The Minister for Finance, Dr. Cassiel Ato Forson, has countered arguments from sections of the opposition that Ghana’s recent credit rating upgrades are simply the result of favourable global commodity prices.
Speaking during the final debate on the 2026 Budget, he clarified that cocoa and gold prices did not surge suddenly in 2025 and were equally strong in 2023.
Despite those similar conditions, he noted, the economy deteriorated sharply in 2023: the cedi weakened, reserves declined, inflation soared, and debt levels worsened. The contrasting outcomes, he stressed, had little to do with global market swings and everything to do with the quality of economic management.
Dr. Forson cited global rating agency Standard & Poor’s, which attributed Ghana’s upgrade to improved fiscal discipline, stronger buffers, and a credible consolidation path. These, he said, were deliberate policy choices under the Mahama-led administration.

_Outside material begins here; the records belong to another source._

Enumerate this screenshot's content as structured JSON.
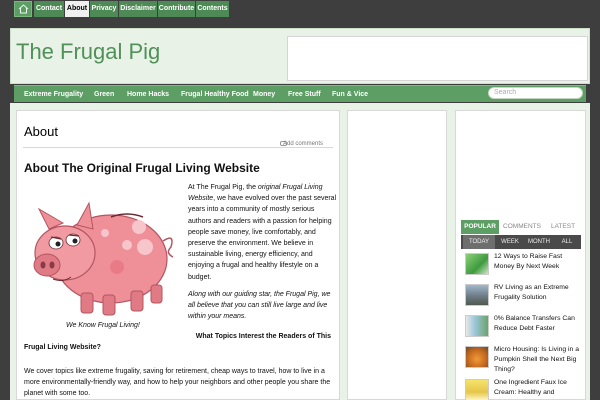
{
  "topnav": {
    "items": [
      {
        "label": "Contact",
        "active": false
      },
      {
        "label": "About",
        "active": true
      },
      {
        "label": "Privacy",
        "active": false
      },
      {
        "label": "Disclaimer",
        "active": false
      },
      {
        "label": "Contribute",
        "active": false
      },
      {
        "label": "Contents",
        "active": false
      }
    ],
    "home_icon": "home-icon"
  },
  "header": {
    "site_title": "The Frugal Pig"
  },
  "mainnav": {
    "items": [
      "Extreme Frugality",
      "Green",
      "Home Hacks",
      "Frugal Healthy Food",
      "Money",
      "Free Stuff",
      "Fun & Vice"
    ],
    "search_placeholder": "Search"
  },
  "content": {
    "page_title": "About",
    "add_comments": "Add comments",
    "heading": "About The Original Frugal Living Website",
    "image_caption": "We Know Frugal Living!",
    "intro": {
      "before": "At The Frugal Pig, the ",
      "emphasis": "original Frugal Living Website",
      "after": ", we have evolved over the past several years into a community of mostly serious authors and readers with a passion for helping people save money, live comfortably, and preserve the environment. We believe in sustainable living, energy efficiency, and enjoying a frugal and healthy lifestyle on a budget."
    },
    "star_paragraph": "Along with our guiding star, the Frugal Pig, we all believe that you can still live large and live within your means.",
    "topics_question_line1": "What Topics Interest the Readers of This",
    "topics_question_line2": "Frugal Living Website?",
    "topics_paragraph": "We cover topics like extreme frugality, saving for retirement, cheap ways to travel, how to live in a more environmentally-friendly way, and how to help your neighbors and other people you share the planet with some too."
  },
  "sidebar": {
    "tabs": [
      {
        "label": "POPULAR",
        "active": true
      },
      {
        "label": "COMMENTS",
        "active": false
      },
      {
        "label": "LATEST",
        "active": false
      }
    ],
    "subtabs": [
      {
        "label": "TODAY",
        "active": true
      },
      {
        "label": "WEEK",
        "active": false
      },
      {
        "label": "MONTH",
        "active": false
      },
      {
        "label": "ALL",
        "active": false
      }
    ],
    "posts": [
      {
        "title": "12 Ways to Raise Fast Money By Next Week"
      },
      {
        "title": "RV Living as an Extreme Frugality Solution"
      },
      {
        "title": "0% Balance Transfers Can Reduce Debt Faster"
      },
      {
        "title": "Micro Housing: Is Living in a Pumpkin Shell the Next Big Thing?"
      },
      {
        "title": "One Ingredient Faux Ice Cream: Healthy and"
      }
    ]
  },
  "colors": {
    "accent_green": "#5c9e64",
    "title_green": "#4f9159",
    "header_bg": "#e9f2e6",
    "dark_bg": "#3e3e3e"
  }
}
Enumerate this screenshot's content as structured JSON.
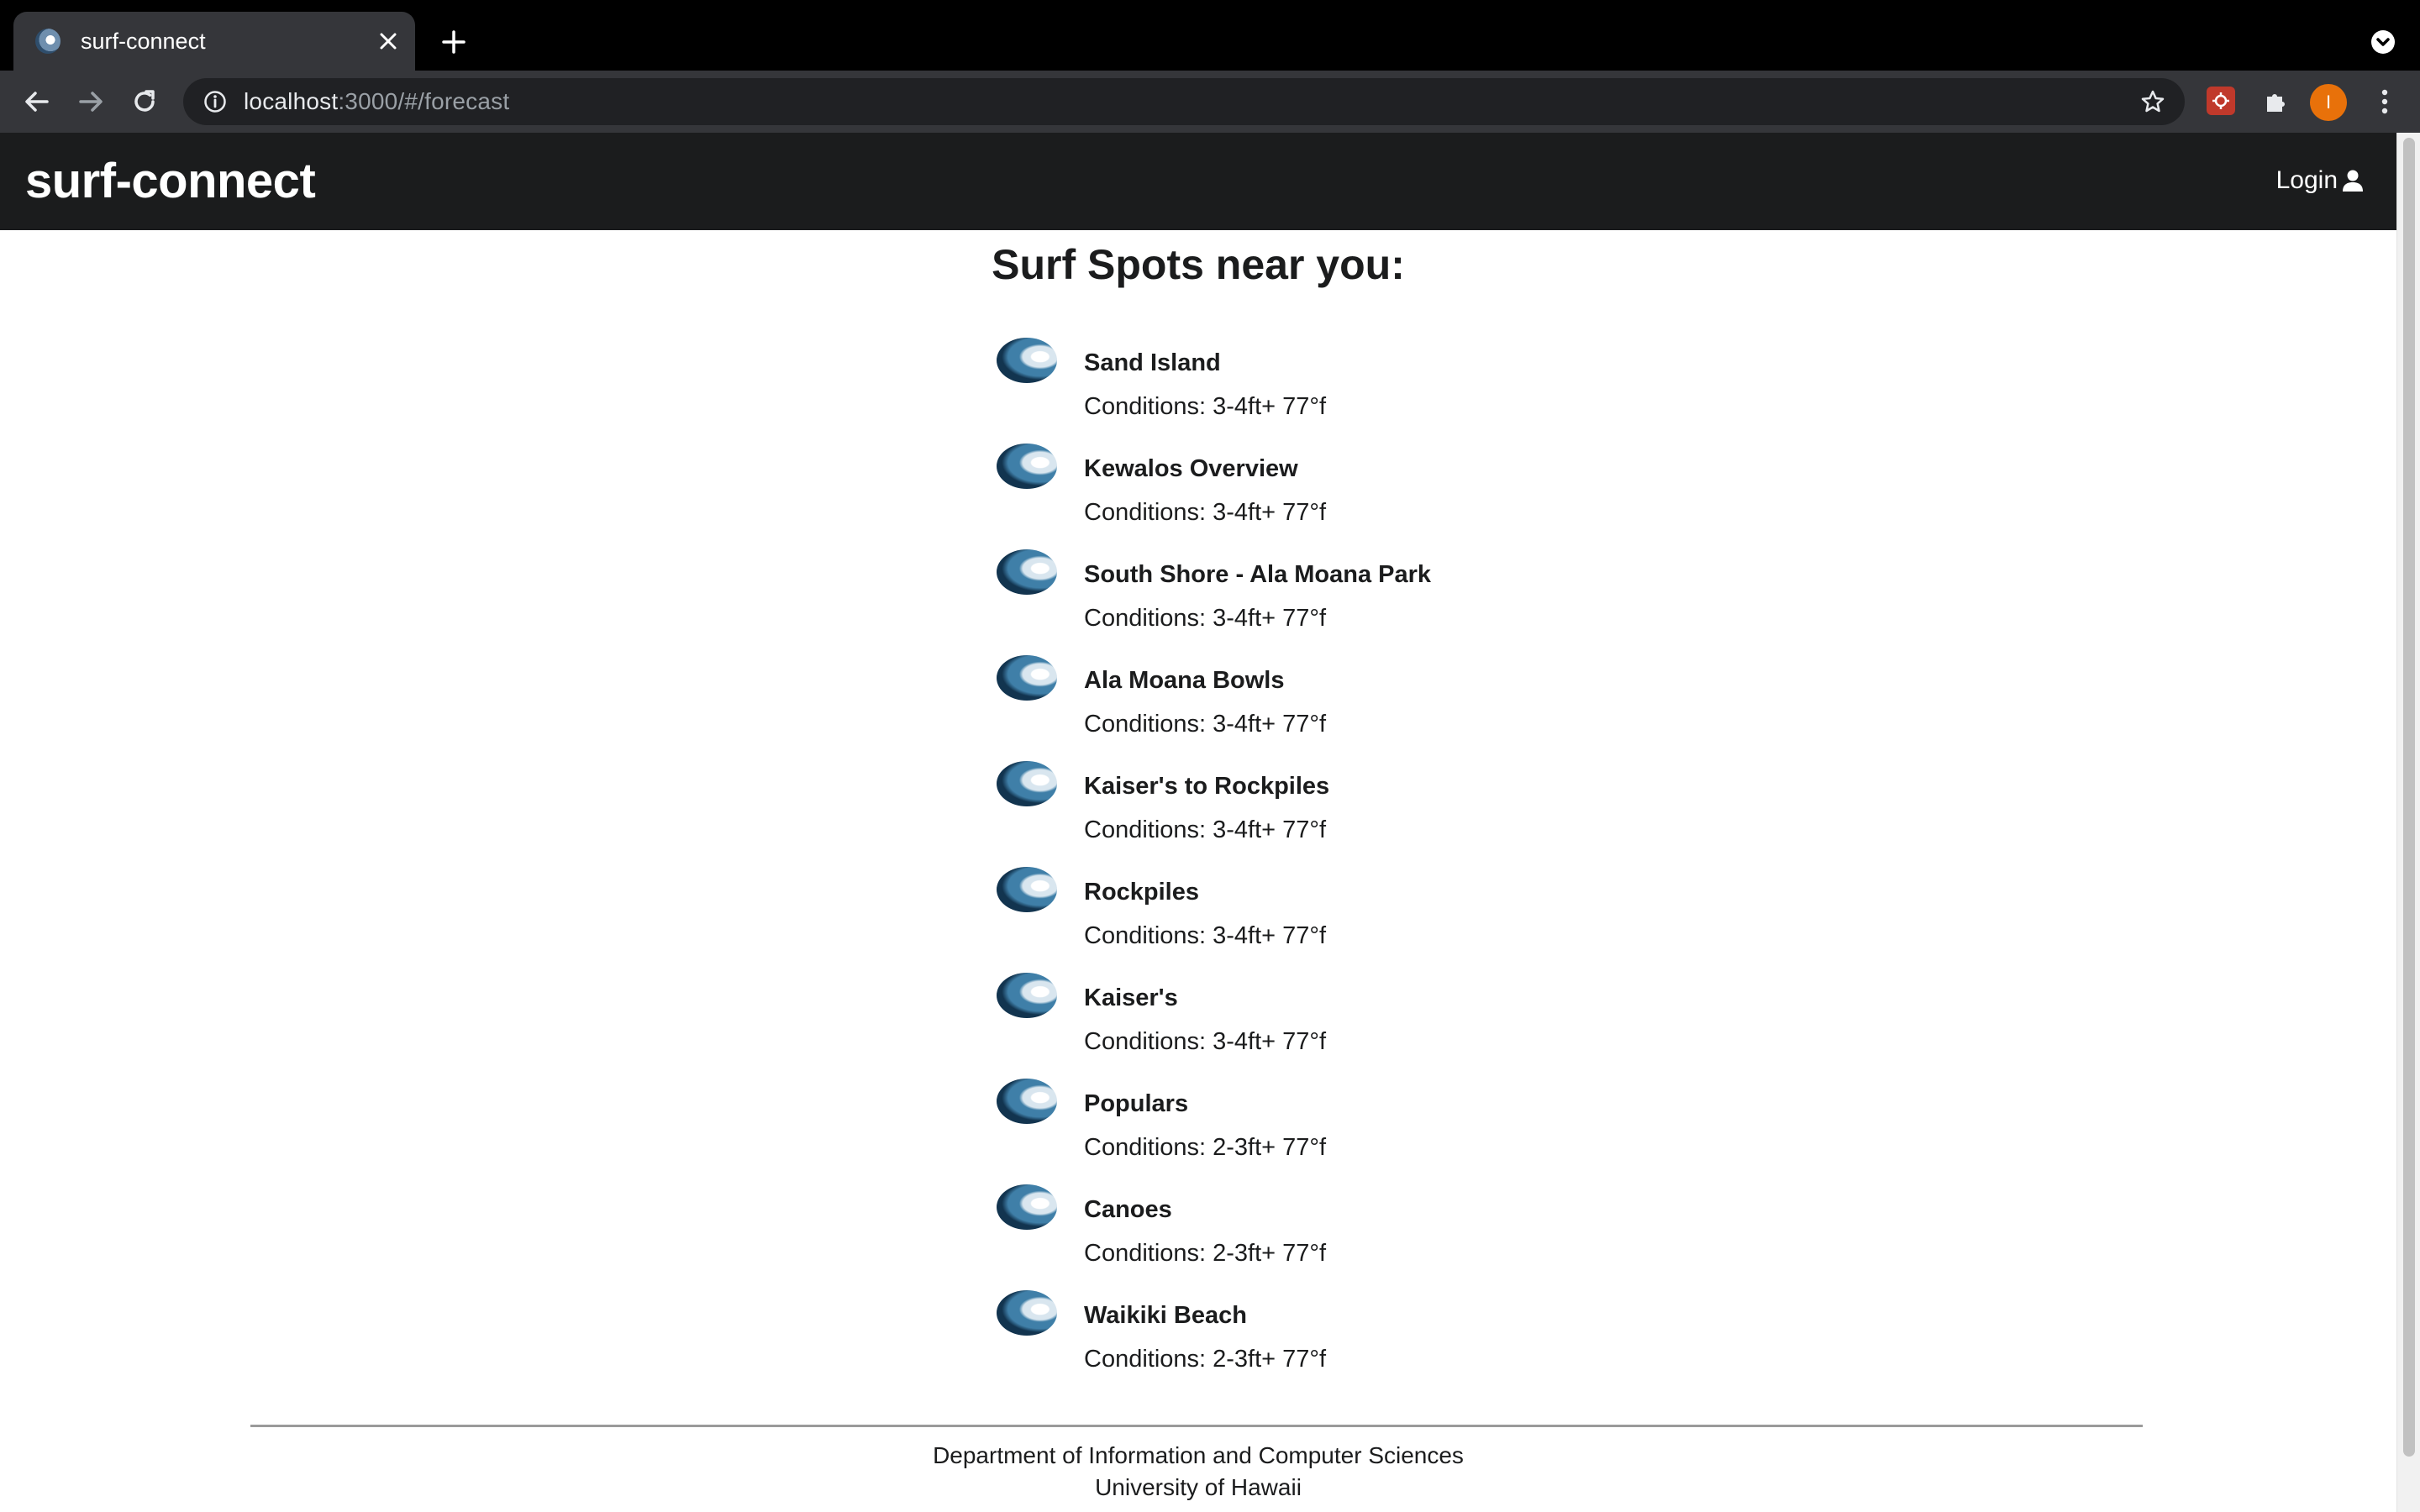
{
  "browser": {
    "tab_title": "surf-connect",
    "url_host": "localhost",
    "url_rest": ":3000/#/forecast",
    "profile_initial": "I"
  },
  "navbar": {
    "brand": "surf-connect",
    "login_label": "Login"
  },
  "main": {
    "title": "Surf Spots near you:",
    "spots": [
      {
        "name": "Sand Island",
        "conditions": "Conditions: 3-4ft+ 77°f"
      },
      {
        "name": "Kewalos Overview",
        "conditions": "Conditions: 3-4ft+ 77°f"
      },
      {
        "name": "South Shore - Ala Moana Park",
        "conditions": "Conditions: 3-4ft+ 77°f"
      },
      {
        "name": "Ala Moana Bowls",
        "conditions": "Conditions: 3-4ft+ 77°f"
      },
      {
        "name": "Kaiser's to Rockpiles",
        "conditions": "Conditions: 3-4ft+ 77°f"
      },
      {
        "name": "Rockpiles",
        "conditions": "Conditions: 3-4ft+ 77°f"
      },
      {
        "name": "Kaiser's",
        "conditions": "Conditions: 3-4ft+ 77°f"
      },
      {
        "name": "Populars",
        "conditions": "Conditions: 2-3ft+ 77°f"
      },
      {
        "name": "Canoes",
        "conditions": "Conditions: 2-3ft+ 77°f"
      },
      {
        "name": "Waikiki Beach",
        "conditions": "Conditions: 2-3ft+ 77°f"
      }
    ]
  },
  "footer": {
    "line1": "Department of Information and Computer Sciences",
    "line2": "University of Hawaii"
  }
}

A Home-Grown Stability Strategy
He further addressed suggestions that economic stability only returned due to the International Monetary Fund programme. Dr. Forson explained that Government had pursued a home-grown fiscal path anchored in expenditure discipline and protection of citizens from additional tax burdens.
He outlined measures taken to stabilize the macroeconomic environment, including resetting expenditure to 2023 levels, tightening commitment controls, auditing arrears, aligning cash releases to priority spending, and coordinating fiscal and monetary actions.
Dr. Forson said these actions rebuilt credibility, restored investor confidence, and anchored the stability now reflected in the exchange rate, inflation, and financial markets.
He concluded that Ghana’s economic turnaround was the product of purposeful, disciplined economic management , not favourable commodity prices or external luck.